# Good Girl!!!



## My2shepherds (Jun 10, 2014)

I know that this is kind of silly but I had to give kudos to my almost 6 month old Athena. This past weekend a friend of mine from work came over with her family which includes a three year old little girl. Unfortunately my pups have not been socialized with little ones yet due to the lack of them in my family and social circle (my youngest is 13) so I was a little nervous about how the girls would react to such a little human. I was not worried about aggression at all more just being too rough. Athena was a pro with little Lilly anytime Lilly got close to her Athena would down even though her tail was going 90 miles an hour and she was pretty much bathing Lilly in kisses. At one point my son was up in the yard playing frisbee with Athena and Lilly did the magic disappearing act that 3 year olds are known for and ended up right up there with them. My son threw the frisbee and did not realize Lilly was there and it landed pretty much at her feet. Athena of course took off like a shot after the frisbee and apparently noticed the proximity to Lilly about 6 or 7 feet in front of her. She immediately downed and skidded to a stop in front of Lilly then belly crawled the remaining distance to retreive the frisbee. I do not know where she got the idea that she must lie down around little ones but it made me such a proud mama to see her so well behaved.... by the time Lilly was wearing down and snacking on cereal Athena was her best friend lying right next to her and sharing the snack... I could not be more pleased...


----------



## wyoung2153 (Feb 28, 2010)

Aw that's so great! Yay Athena!!! I would be proud too!!! Titan HAS been socialized and he's still to crazy around little ones.

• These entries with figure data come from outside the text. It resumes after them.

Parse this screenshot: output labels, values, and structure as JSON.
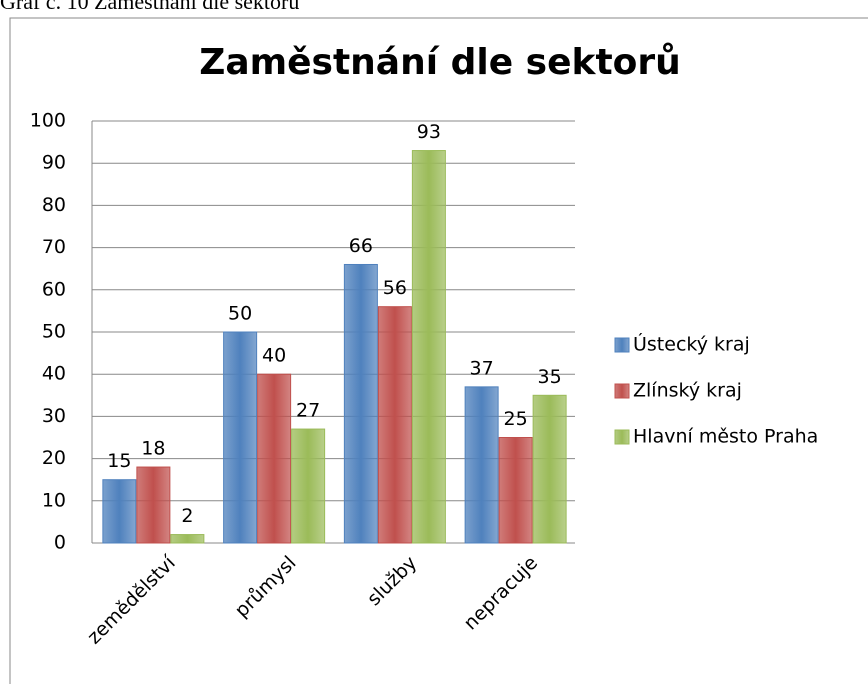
{
  "caption": "Graf č. 10 Zaměstnání dle sektorů",
  "chart_data": {
    "type": "bar",
    "title": "Zaměstnání dle sektorů",
    "categories": [
      "zemědělství",
      "průmysl",
      "služby",
      "nepracuje"
    ],
    "series": [
      {
        "name": "Ústecký kraj",
        "color": "#4f81bd",
        "values": [
          15,
          50,
          66,
          37
        ]
      },
      {
        "name": "Zlínský kraj",
        "color": "#c0504d",
        "values": [
          18,
          40,
          56,
          25
        ]
      },
      {
        "name": "Hlavní město Praha",
        "color": "#9bbb59",
        "values": [
          2,
          27,
          93,
          35
        ]
      }
    ],
    "ylim": [
      0,
      100
    ],
    "yticks": [
      0,
      10,
      20,
      30,
      40,
      50,
      60,
      70,
      80,
      90,
      100
    ],
    "grid": true,
    "legend": "right"
  }
}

That's awesome  I played the whole frisbee scene in my head.. it was cute :wub:


----------



## My2shepherds (Jun 10, 2014)

wyoung2153 said:


> Aw that's so great! Yay Athena!!! I would be proud too!!! Titan HAS been socialized and he's still to crazy around little ones.
> 
> That's awesome  I played the whole frisbee scene in my head.. it was cute :wub:


It was awesome... scary at first since Athena is more than twice Lilly's weight... but I went from screaming for Athena to cheering her on!!! Now we just have to get rid of the grass stains on her belly.... lol I did not have the heart to make her take a bath after being so good.. lol


----------



## wyoung2153 (Feb 28, 2010)

Oh I imagine! I always get nervous when people bring small children to the dog park.. I just see an accident waiting to happen! So happy she behaved well, you gotta wonder how she learned the "down" behavior around her..


----------



## Lilie (Feb 3, 2010)

Good job to the both of you! You are raising a confident pup!!!


----------



## My2shepherds (Jun 10, 2014)

I don't know since she had never experienced little humans before. 

I will use it in high distraction situations (when the stray cat or a rabbit come too close). Maybe she interprets Lilly as the same??


----------



## My2shepherds (Jun 10, 2014)

Lilie said:


> Good job to the both of you! You are raising a confident pup!!!

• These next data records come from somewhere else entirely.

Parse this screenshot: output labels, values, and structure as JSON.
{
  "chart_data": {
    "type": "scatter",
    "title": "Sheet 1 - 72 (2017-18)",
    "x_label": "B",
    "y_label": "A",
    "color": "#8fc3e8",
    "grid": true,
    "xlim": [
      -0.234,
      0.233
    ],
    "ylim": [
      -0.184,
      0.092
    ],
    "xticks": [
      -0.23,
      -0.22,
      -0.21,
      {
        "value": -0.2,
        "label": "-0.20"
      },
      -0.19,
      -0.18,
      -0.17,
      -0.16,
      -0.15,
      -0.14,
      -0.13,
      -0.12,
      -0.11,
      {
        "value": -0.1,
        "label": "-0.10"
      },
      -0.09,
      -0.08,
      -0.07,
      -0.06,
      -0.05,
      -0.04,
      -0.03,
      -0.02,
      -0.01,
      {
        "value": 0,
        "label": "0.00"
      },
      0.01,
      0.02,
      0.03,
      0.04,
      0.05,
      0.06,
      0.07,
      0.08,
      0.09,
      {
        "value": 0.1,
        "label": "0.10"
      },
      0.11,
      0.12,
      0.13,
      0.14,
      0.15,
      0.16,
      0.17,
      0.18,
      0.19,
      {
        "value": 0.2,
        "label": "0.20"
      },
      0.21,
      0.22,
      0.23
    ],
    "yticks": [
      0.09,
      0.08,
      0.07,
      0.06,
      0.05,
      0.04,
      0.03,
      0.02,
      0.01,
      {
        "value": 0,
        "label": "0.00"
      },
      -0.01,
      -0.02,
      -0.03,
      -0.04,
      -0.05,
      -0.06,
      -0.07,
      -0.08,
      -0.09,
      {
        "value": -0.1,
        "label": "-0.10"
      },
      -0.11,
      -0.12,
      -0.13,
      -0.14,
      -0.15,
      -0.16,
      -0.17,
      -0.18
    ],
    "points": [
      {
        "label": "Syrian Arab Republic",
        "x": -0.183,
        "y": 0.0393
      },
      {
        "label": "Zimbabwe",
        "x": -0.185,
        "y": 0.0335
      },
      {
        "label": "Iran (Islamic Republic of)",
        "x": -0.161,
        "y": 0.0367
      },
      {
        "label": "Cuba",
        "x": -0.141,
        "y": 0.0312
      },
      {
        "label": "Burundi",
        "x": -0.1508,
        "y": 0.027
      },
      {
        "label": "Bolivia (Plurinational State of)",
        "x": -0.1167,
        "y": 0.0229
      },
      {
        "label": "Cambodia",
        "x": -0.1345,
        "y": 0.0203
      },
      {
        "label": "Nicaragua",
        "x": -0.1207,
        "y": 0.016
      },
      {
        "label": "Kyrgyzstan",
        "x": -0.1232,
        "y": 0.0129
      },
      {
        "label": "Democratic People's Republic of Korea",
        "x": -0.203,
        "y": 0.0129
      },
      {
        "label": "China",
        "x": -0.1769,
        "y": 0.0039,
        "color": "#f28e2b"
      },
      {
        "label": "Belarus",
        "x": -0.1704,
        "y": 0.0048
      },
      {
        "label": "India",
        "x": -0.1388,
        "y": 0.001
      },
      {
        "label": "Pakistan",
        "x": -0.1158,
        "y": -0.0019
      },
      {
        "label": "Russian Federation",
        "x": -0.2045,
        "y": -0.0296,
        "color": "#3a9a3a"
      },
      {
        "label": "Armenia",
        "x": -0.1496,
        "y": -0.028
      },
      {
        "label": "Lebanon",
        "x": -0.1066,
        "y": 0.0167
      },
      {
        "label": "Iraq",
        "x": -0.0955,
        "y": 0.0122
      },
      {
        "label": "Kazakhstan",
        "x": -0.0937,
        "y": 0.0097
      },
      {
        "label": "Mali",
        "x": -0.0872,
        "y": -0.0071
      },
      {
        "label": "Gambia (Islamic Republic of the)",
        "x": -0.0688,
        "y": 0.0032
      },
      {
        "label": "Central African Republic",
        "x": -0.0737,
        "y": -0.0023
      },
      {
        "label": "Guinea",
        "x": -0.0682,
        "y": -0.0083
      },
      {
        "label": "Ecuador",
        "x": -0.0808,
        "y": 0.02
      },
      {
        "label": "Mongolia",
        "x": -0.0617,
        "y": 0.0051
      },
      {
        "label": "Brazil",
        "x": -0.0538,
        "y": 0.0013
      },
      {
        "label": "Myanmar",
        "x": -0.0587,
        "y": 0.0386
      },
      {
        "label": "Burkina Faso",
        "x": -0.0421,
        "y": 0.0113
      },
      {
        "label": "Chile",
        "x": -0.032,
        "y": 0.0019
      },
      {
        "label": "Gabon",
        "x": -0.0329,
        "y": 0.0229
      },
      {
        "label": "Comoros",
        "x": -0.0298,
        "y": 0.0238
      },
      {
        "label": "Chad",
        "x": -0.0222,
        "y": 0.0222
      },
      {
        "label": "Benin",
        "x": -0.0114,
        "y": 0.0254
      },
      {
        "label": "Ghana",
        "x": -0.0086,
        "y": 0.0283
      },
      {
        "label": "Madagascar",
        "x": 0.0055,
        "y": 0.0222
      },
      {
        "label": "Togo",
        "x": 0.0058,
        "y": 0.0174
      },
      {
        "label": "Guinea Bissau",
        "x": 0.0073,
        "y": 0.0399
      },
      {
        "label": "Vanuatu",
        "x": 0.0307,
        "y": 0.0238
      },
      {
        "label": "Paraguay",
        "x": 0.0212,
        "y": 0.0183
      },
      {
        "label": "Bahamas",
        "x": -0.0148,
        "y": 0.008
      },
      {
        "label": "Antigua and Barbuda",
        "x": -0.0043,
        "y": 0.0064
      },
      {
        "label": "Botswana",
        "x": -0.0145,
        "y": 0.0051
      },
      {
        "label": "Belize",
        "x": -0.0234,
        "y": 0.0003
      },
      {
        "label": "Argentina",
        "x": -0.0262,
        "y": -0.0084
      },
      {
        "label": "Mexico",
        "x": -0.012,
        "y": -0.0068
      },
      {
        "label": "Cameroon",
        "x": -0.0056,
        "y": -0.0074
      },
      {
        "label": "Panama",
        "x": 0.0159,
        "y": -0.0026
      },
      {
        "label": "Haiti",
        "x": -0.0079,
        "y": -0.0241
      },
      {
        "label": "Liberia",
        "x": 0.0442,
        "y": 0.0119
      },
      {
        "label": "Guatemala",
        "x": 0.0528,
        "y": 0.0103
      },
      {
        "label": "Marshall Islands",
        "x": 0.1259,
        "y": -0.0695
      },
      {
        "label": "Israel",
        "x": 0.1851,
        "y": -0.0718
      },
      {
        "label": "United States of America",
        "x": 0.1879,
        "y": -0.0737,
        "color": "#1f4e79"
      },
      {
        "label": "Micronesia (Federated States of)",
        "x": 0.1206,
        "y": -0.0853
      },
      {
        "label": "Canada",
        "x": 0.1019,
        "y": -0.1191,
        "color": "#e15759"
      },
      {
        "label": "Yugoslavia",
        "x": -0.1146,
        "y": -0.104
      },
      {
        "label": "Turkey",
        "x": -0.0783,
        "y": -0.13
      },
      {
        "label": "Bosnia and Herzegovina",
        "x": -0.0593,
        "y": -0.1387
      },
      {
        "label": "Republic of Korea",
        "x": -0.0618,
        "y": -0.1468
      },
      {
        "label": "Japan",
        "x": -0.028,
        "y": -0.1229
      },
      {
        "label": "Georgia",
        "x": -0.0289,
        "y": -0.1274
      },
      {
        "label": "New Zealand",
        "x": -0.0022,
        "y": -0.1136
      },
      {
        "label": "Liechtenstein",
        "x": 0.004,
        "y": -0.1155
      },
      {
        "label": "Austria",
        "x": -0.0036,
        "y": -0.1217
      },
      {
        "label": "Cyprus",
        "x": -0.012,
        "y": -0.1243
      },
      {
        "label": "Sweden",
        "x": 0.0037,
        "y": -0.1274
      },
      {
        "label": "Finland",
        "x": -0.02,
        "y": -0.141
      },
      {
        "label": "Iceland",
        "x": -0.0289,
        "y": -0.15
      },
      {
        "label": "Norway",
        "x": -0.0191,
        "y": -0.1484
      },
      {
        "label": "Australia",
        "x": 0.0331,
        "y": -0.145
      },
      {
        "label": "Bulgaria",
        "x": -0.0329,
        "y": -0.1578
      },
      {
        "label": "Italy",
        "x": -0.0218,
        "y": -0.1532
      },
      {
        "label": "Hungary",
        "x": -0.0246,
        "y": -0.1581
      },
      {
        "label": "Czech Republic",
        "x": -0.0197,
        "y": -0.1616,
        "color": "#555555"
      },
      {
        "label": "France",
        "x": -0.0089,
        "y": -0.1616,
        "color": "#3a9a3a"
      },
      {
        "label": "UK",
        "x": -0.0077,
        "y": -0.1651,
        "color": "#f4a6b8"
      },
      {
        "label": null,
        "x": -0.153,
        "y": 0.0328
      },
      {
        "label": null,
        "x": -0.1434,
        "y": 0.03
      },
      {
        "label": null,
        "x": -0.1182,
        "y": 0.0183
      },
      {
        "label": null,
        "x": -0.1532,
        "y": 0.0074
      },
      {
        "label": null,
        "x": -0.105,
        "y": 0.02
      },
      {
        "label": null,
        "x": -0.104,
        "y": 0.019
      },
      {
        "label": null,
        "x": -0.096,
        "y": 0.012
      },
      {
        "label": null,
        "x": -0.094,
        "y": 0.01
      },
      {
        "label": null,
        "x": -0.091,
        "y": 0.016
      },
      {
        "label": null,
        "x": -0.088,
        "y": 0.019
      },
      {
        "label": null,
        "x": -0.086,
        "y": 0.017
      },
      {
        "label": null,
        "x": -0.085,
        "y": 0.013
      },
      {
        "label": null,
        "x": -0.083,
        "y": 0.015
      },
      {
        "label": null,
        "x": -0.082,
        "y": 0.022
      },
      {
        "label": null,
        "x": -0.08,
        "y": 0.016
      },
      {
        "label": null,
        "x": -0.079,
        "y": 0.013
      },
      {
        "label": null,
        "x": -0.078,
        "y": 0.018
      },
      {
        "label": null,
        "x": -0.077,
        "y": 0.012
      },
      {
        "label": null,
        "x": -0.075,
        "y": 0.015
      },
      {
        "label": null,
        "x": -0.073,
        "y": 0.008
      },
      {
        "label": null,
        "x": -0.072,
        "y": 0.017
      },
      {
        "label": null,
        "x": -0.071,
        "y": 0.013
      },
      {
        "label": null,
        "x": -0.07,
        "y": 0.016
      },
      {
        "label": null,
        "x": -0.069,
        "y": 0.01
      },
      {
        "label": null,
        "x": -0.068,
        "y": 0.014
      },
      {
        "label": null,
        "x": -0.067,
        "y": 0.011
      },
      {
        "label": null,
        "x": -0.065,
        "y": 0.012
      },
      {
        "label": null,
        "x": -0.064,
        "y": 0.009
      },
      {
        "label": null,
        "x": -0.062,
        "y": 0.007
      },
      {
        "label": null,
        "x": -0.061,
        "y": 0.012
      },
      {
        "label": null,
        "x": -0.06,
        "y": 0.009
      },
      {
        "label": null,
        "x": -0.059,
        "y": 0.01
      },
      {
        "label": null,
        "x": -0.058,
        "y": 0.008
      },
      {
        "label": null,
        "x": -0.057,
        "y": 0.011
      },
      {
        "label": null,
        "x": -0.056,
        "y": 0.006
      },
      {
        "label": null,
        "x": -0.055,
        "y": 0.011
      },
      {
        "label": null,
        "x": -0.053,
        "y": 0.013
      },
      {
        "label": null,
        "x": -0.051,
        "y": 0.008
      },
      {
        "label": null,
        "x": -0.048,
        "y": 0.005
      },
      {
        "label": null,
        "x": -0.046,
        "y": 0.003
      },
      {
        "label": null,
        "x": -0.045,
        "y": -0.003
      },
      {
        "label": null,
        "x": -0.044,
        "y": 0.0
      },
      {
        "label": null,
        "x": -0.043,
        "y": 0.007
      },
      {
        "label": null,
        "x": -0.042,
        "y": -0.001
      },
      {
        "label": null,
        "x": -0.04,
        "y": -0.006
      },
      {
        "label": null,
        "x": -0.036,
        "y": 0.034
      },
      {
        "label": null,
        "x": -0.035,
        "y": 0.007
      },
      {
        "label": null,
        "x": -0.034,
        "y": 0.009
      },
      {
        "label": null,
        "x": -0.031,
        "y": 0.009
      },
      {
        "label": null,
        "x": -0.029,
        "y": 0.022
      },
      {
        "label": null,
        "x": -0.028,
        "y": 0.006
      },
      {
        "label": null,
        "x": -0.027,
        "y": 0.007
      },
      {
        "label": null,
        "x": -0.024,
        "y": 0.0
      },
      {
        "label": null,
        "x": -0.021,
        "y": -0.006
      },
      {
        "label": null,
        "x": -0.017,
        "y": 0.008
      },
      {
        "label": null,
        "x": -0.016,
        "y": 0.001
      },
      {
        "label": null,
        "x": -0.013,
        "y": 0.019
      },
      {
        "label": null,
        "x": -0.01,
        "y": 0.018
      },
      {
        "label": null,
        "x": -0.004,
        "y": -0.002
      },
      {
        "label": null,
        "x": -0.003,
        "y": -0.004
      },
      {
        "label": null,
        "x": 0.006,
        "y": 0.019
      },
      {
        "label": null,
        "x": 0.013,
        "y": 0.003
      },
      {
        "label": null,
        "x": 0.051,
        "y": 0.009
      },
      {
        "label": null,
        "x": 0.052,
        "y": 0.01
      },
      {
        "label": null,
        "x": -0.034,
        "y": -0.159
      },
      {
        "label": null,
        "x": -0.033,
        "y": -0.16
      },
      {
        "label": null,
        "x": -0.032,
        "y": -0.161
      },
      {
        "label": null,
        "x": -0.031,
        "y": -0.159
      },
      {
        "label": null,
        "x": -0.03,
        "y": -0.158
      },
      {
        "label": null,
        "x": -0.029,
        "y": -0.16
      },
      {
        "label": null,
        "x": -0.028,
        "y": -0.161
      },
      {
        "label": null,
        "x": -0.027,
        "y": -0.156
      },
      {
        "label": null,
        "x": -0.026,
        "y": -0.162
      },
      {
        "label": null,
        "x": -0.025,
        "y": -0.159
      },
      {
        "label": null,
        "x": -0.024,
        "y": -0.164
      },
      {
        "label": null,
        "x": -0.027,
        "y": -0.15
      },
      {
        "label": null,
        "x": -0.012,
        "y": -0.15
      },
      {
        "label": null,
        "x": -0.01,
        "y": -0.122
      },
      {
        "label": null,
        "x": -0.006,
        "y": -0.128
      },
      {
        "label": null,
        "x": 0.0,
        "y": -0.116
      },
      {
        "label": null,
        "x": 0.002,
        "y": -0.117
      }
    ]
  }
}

Thanks...  But she is the amazing one... she teaches me more than I teach her most times!


----------



## wyoung2153 (Feb 28, 2010)

My2shepherds said:


> I don't know since she had never experienced little humans before.
> 
> I will use it in high distraction situations (when the stray cat or a rabbit come too close). Maybe she interprets Lilly as the same??


That's actually a really good thought.. maybe that's what she was doing.. means you trained her well


----------



## Shade (Feb 20, 2012)

Good job Athena!


----------



## Daisy&Lucky's Mom (Apr 24, 2011)

That is fantastic! Great job Athena.


----------